What to call that worrisome flu came up at last week’s Sedgwick County Commission meeting, with Chairman Kelly Parks noting the concern of hog producers about the negative impact of the use of the term “swine flu” on the pork industry. “There’s no correlation” between hogs and the virus, Parks stressed. “That’s why we’re calling it the H1N1 now.” According to the federal Web site www.flu.gov, H1N1 is not transmitted by food and “at this time, there is no evidence that swine in the United States are infected with this new virus.”
But a new poll sponsored by KWCH, Channel 12, suggests that message could use further reinforcement by elected officials and others. Of those Kansans surveyed last week, 67 percent said they refer to it as “swine flu” and 29 percent said they associate the virus with pigs.

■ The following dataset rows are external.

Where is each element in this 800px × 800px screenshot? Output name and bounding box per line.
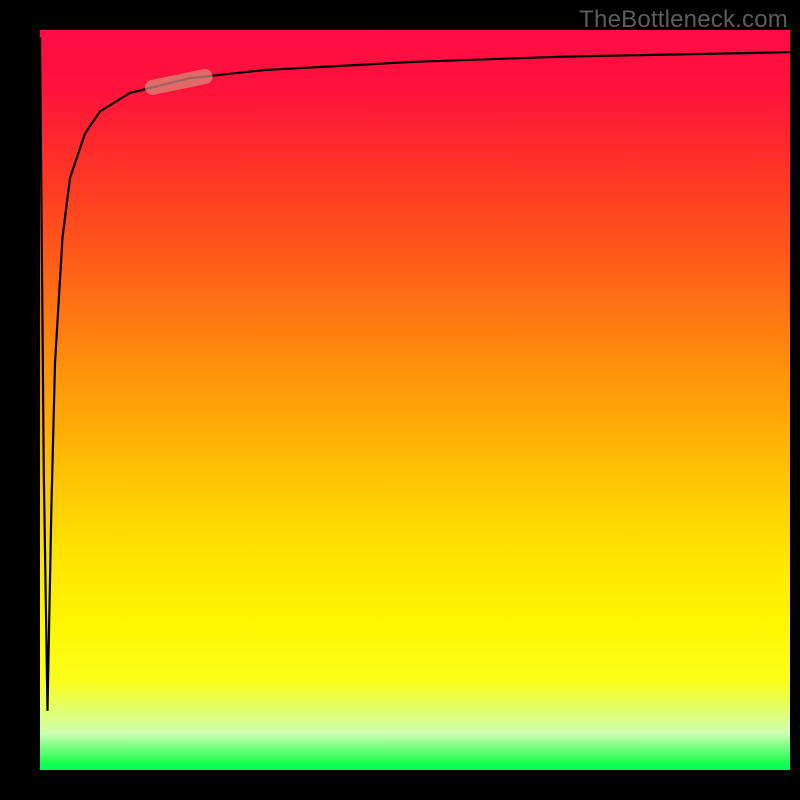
highlight-segment <box>153 77 206 88</box>
chart-container: TheBottleneck.com <box>0 0 800 800</box>
plot-area <box>40 30 790 770</box>
chart-svg <box>40 30 790 770</box>
bottleneck-curve <box>40 37 790 710</box>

Newly requiring underage students to take an interactive online course about the risks and effects of alcohol won’t wipe out binge drinking at the University of Kansas. But after two alcohol-related fatalities last spring, KU needed to do something. And more education and awareness can’t hurt. KU also has made changes to encourage students to get help with alcohol-related emergencies and to notify parents when their students violate drug and alcohol policies. The father of one of the KU students put it bluntly in the Denver Post: “One week of fraternity living killed him. He overdrank. Kids have got to understand alcohol is the worst.”
A blogger for the Atlantic wondered this week: “Where would health care be right now if Tom Daschle were in charge of shepherding it through Congress?” Former Senate Republican leader Bill Frist also said of former Democratic leader Daschle, who now has an informal advisory role to Obama: “His experience with being leader, his understanding of the legislative process, his ability to negotiate is what President Obama needs now, and what he needed months ago when he started the process — and he doesn’t have it.”